- February 22, 2010
- Shane Hurlbut, ASC
I walked into Samy’s Camera last week and a camera assistant was mounting gyros on the 5D to stabilize the camera. She was getting beaten up by the mount and said, “I cannot get this clamped on here.” I said “ Hi, I would love to help you with this rig.” She said she would love any advice I could give her. I grabbed the gyro, removed it, placed it on the counter and said, “There you go, now you’re all set.” She looked at me for a second. I told her she just needed a good hand held set-up. The HV Moviemaker Pro was booked immediately on the spot. It flew to Texas in the overhead bins to shoot a music video directed by Mark Pellington and lensed by my good friend Eric Schmidt for Crossroads Films. They used 2- 7D’s , 1-1D Mark IV, a set of Zeiss ZE primes, the new custom HV base plate along with the new View Factor black Exoskeleton, HV lighting monitor and all the other goodies to bring the video to life. Eric came by Bandito Brothers Production Company to check out the Moviemaker, loved it and mentioned the gyro incident at Samy’s. Once he put the HV hand held rig on his shoulder, he felt at ease and realized that it did not need gyro stabilization.
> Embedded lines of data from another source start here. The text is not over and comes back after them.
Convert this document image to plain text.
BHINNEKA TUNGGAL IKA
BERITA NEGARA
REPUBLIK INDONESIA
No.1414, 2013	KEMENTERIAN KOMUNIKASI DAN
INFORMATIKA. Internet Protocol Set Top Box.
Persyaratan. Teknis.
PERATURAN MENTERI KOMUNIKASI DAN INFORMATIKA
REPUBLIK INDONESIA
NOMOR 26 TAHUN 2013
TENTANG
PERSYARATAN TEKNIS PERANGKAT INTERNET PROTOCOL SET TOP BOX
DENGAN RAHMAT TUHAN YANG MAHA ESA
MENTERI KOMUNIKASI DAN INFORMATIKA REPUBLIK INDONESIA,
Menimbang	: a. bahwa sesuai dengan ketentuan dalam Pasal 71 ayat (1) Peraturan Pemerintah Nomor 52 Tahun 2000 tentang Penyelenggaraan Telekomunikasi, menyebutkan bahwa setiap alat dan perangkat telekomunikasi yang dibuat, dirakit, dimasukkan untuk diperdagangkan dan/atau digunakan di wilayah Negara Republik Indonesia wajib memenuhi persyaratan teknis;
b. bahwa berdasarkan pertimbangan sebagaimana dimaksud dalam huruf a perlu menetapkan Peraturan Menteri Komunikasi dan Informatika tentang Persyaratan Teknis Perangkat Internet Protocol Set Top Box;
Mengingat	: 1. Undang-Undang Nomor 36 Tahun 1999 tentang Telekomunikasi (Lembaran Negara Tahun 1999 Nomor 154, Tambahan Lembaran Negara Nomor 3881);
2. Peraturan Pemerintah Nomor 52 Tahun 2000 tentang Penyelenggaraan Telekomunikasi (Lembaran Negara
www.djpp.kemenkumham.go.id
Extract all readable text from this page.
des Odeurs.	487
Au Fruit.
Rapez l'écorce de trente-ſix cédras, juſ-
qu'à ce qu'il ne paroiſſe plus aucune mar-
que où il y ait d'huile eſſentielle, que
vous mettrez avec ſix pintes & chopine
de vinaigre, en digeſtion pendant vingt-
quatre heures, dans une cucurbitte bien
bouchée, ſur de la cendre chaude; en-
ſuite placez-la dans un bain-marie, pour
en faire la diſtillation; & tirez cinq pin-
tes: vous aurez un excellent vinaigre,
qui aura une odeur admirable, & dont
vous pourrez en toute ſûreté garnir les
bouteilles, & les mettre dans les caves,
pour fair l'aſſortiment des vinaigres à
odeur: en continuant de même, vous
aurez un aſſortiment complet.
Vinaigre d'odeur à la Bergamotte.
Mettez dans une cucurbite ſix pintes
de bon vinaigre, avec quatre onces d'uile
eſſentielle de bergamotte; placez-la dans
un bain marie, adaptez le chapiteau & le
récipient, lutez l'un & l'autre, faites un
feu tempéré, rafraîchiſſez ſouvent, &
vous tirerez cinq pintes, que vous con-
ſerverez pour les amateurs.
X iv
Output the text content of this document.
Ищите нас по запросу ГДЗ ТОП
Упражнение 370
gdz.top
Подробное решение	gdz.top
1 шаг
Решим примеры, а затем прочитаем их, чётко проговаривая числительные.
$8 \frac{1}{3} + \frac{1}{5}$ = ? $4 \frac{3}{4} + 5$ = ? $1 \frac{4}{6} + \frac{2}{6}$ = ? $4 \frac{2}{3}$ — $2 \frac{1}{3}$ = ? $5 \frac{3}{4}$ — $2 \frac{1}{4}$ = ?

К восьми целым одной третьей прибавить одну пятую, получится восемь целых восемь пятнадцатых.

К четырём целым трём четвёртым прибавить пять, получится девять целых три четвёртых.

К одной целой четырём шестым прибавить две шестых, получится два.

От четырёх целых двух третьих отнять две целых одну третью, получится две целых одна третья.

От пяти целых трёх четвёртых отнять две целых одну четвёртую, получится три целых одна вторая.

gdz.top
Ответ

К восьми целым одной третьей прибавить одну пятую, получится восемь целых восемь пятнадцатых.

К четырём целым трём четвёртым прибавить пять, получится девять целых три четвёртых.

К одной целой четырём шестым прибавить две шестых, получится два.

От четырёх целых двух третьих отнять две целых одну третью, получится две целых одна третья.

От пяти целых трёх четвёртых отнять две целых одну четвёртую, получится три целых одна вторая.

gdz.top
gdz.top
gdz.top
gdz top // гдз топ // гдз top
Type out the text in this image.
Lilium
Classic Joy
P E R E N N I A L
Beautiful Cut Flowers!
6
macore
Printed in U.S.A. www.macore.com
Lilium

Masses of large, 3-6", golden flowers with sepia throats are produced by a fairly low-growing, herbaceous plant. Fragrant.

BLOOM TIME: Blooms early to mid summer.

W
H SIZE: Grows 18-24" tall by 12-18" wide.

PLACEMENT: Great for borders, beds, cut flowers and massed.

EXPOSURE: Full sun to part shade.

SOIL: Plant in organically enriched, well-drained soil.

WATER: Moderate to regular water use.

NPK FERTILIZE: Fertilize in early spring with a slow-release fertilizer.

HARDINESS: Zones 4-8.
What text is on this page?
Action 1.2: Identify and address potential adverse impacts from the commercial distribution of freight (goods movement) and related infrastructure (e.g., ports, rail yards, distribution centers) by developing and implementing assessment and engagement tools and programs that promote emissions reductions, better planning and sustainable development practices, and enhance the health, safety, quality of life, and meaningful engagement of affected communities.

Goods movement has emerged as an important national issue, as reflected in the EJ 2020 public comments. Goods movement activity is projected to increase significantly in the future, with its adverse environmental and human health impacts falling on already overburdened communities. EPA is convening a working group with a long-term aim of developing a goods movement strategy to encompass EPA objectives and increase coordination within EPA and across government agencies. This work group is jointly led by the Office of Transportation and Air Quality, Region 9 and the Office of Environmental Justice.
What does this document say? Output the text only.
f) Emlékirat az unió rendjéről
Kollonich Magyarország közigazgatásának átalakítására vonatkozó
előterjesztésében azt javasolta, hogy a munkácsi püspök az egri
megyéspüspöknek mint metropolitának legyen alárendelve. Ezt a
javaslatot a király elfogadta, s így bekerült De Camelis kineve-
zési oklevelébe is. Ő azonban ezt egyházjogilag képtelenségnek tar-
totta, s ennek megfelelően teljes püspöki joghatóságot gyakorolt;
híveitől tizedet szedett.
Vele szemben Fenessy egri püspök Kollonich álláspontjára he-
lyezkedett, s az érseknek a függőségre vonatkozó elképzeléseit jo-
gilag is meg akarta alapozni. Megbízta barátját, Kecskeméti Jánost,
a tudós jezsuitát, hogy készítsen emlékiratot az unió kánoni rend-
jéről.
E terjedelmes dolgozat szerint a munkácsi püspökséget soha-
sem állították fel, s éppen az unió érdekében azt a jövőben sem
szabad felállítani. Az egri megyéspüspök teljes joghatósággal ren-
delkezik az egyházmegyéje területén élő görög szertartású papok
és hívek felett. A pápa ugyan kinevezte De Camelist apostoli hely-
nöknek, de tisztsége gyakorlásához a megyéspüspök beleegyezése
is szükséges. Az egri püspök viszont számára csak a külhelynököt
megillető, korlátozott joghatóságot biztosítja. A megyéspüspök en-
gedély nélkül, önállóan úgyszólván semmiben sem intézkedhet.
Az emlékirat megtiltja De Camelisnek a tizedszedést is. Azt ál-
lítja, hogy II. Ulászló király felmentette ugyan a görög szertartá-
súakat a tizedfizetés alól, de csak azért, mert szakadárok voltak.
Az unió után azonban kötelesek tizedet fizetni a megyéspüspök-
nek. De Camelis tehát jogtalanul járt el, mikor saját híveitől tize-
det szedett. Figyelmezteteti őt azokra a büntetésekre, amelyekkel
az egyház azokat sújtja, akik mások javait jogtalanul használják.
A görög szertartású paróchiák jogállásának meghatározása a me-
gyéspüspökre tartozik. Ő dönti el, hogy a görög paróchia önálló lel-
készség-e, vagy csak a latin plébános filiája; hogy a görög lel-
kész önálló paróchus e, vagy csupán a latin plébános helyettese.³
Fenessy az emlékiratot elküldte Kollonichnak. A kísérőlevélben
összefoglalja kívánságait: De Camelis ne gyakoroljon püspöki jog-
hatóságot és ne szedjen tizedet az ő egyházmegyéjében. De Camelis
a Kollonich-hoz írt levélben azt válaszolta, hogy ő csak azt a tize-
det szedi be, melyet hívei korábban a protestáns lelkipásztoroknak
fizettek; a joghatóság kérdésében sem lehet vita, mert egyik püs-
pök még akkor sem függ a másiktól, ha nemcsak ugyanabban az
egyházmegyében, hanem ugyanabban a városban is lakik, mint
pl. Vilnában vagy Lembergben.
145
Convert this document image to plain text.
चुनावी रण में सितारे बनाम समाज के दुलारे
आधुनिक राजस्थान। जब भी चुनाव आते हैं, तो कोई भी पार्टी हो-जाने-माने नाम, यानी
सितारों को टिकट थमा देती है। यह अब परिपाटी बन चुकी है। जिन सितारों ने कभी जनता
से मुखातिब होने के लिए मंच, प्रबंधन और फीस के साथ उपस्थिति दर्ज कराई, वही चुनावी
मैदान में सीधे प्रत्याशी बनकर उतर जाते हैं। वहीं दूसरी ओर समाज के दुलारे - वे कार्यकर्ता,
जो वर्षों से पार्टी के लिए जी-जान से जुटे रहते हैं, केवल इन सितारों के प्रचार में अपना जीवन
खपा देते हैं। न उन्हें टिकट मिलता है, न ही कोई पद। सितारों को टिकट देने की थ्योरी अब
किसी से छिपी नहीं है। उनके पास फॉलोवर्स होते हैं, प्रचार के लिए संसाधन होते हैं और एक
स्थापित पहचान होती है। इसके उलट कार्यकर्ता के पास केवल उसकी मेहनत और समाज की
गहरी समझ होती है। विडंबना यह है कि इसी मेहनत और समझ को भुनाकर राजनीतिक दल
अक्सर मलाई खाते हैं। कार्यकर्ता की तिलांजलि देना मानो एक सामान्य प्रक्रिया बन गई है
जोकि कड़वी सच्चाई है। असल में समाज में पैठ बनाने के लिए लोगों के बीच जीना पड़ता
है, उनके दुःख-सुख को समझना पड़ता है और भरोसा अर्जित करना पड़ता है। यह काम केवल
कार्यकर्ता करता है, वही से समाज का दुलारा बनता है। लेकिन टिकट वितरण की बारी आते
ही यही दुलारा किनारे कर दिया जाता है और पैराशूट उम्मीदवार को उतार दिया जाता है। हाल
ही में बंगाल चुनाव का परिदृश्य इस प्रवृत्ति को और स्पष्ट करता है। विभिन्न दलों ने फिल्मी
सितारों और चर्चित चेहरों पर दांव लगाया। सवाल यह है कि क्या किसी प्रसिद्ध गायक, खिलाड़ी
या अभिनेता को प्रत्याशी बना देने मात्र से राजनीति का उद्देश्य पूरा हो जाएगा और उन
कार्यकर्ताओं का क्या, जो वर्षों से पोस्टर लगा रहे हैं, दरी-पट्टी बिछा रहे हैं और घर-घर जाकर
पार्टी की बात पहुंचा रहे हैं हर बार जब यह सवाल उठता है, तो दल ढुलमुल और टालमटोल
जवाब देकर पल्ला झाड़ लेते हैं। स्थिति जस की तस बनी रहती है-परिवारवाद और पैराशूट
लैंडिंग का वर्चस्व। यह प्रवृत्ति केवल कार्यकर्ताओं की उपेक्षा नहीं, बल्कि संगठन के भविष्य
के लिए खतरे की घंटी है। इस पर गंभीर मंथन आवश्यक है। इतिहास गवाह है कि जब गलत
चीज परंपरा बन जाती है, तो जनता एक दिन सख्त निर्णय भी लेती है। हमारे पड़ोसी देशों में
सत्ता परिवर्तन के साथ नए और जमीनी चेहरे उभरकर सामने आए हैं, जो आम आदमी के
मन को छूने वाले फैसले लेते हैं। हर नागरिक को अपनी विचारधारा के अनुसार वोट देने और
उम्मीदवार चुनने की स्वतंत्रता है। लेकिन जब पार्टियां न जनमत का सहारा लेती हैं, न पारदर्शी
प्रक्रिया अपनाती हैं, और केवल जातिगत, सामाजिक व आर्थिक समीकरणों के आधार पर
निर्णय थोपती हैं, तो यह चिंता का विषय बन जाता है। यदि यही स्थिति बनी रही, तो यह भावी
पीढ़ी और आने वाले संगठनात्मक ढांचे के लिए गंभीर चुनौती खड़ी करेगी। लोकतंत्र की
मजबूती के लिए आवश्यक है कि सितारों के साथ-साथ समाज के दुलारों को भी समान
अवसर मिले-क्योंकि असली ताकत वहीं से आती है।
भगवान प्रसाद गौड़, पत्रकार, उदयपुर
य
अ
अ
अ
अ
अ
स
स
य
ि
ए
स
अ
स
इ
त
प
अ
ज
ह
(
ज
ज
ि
The secret is weight and where it is placed. This camera can be anything you want it to be. It can be stripped down to a still camera or dressed up on a tripod with matte boxes and all the other bells and whistles. But the fact remains that it is a 2.5 lb still camera, which just needs a little love in the right place for hand held work to shine.
A Gyro is one of the most unnatural pieces of movie-making gear you can put on this camera. I made the mistake trying to use this device for the intense hand held action work on the Navy SEAL Project. I would back pedal down a hallway and try to pan slightly to frame a SEAL coming down an adjoining hallway. The camera spun out of control, ruined the shot and it just felt wrong. It added: more cables, more batteries, more weight (in all the wrong places), and the noise for sound was deafening so we scrapped it. Chalk that up to having your hat handed to you. Now, for helicopter and ocean work, I think I would entertain the use of one of these beasts, but other than that I am not sold on this technology.
The 5D, 7D, and 1D can be steady with good operating or they can be shaky and intense if that is what is needed to help tell the story. They can glide on a steadicam, fly on a technocrane, soar in aerial photography and land precise choreographed smooth moves on the dolly. You choose!